Any new system which aims to promote resilience should direct incentives towards rewarding, rather than penalising, these two middle categories: those who step down to retirement accommodation and those cared for by their descendants. That is how resilience is maximised.

Yet this is far from the case at present. Our commitment to ring-fencing the principal home for tax and benefit calculation purposes is a great policy, but one which has perverse unintended consequences when applied to transfers between generations. The state ends up penalising the heirs of those who aim for resilience, and rewarding many of those whose parents become most dependent.

For example, if an elderly person struggles on in their own home without much money, the state picks up the bill for their carers, and the potential strain on the NHS is maximised. Yet, if they own that home, their heirs will maximise the windfall when they die, compared to the alternatives. This has been exacerbated by the George Osborne tax break on Inheritance Tax, which greatly increases the exempt allowance, if and only if the inheritance is tied up in bricks and mortar.

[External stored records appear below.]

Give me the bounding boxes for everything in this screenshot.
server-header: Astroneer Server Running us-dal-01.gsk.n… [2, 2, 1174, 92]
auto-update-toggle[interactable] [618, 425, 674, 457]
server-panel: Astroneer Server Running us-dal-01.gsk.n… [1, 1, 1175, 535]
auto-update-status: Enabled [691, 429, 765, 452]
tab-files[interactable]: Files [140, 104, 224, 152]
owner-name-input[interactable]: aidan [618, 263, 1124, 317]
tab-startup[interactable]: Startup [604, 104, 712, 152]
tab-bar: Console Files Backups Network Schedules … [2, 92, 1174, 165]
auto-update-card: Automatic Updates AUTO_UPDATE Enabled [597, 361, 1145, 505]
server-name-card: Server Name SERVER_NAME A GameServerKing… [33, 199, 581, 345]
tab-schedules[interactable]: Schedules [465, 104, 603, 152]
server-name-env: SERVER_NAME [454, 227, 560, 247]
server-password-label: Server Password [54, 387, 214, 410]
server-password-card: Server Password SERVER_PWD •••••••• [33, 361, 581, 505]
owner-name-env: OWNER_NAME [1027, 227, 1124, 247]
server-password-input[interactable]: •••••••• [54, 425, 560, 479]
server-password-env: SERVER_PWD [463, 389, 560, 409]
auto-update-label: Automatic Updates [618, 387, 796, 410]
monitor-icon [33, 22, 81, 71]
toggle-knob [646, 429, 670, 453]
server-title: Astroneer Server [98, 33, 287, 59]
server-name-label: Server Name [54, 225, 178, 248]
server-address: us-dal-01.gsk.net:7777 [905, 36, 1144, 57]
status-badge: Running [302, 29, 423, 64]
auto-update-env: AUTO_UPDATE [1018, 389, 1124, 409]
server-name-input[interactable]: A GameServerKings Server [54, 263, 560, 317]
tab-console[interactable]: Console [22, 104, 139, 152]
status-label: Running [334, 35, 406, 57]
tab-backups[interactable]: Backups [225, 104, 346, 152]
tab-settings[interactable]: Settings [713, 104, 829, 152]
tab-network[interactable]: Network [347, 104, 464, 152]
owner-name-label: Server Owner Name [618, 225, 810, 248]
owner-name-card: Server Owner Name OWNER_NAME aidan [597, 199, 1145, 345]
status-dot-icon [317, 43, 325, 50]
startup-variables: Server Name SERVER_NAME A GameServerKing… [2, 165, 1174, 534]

On the other hand, suppose the same old person were to sell and move into purpose-built sheltered accommodation. They are less likely to have accidents where design has the frail in mind – and easier to release from hospital especially if there is warden assistance or such accommodation was selected to be close to relatives. Such people are also much less at risk in times of crisis – overall, a resilient arrangement.

Yet, from the point of view of their heirs, their estate diminishes, as the cash released from sale of the home is used to pay carers and service fees. If the original home was worth more than half a million pounds, thanks to the Osborne inheritance tax break, the heirs also face paying more tax than if the parent had soldiered on in the original house.

Similar points can be made about the position of families who look after elderly relatives at home, who have sold or moved out of their own houses. The one incentive such families currently get from the system for providing their loving care (and potentially relieving the state) is the carers’ allowance. Yet it is rumoured that there is a plan afoot to means test that. So, if the arriving parent or relative owns the proceeds of selling a property, that allowance would be lost.

It is time we built the promotion of resilience into our design of social care. My proposals are as follows:

  1. Abolish the Osborne bricks and mortar tax break by re-establishing a single allowance rate for Inheritance Tax.
  2. Extend that principle across the range of tax and benefit policies for the elderly to ensure that there is no financial incentive for potential recipients of inheritances to encourage their parents/relatives to stay in their homes, if they wish to move.
  3. Keep the carer’s allowance universal, so that those caring for relatives at home or in nearby accommodation can continue to draw it.
  4. Resist lobbying from the care sector and residents’ heirs for the taxpayer to take on more of the cost of residential fees to protect inheritances. Despite the political clamour, such proposals would be paid in part from by the taxes of those who are looking after relatives either at home or in neighbouring accommodation. That would doubly incentivise more people to move into residential homes, further increasing cost and – critically – still further reducing national resilience.
  5. Offer tax incentives to the elderly to move out of family homes into sheltered accommodation, including a permanent end to stamp duty on such properties. (Ironically, many councils pay ‘key money’ to release family accommodation but there is no scheme for owner occupiers). Gareth Lyon’s excellent article on this site pointed out how small this sector still is compared with Australia and new Zealand.

Shakespeare’s adage “sorrows … come not as single spies, but in battalions” is apt in the era of globalisation.  We simply do not know what shocks and challenges are just ahead. We must recognise that how we structure social care – and the associated tax and benefit framework for the elderly and their heirs – has profound consequences for resilience in major crises. It is also important for services under pressure in ‘peacetime’.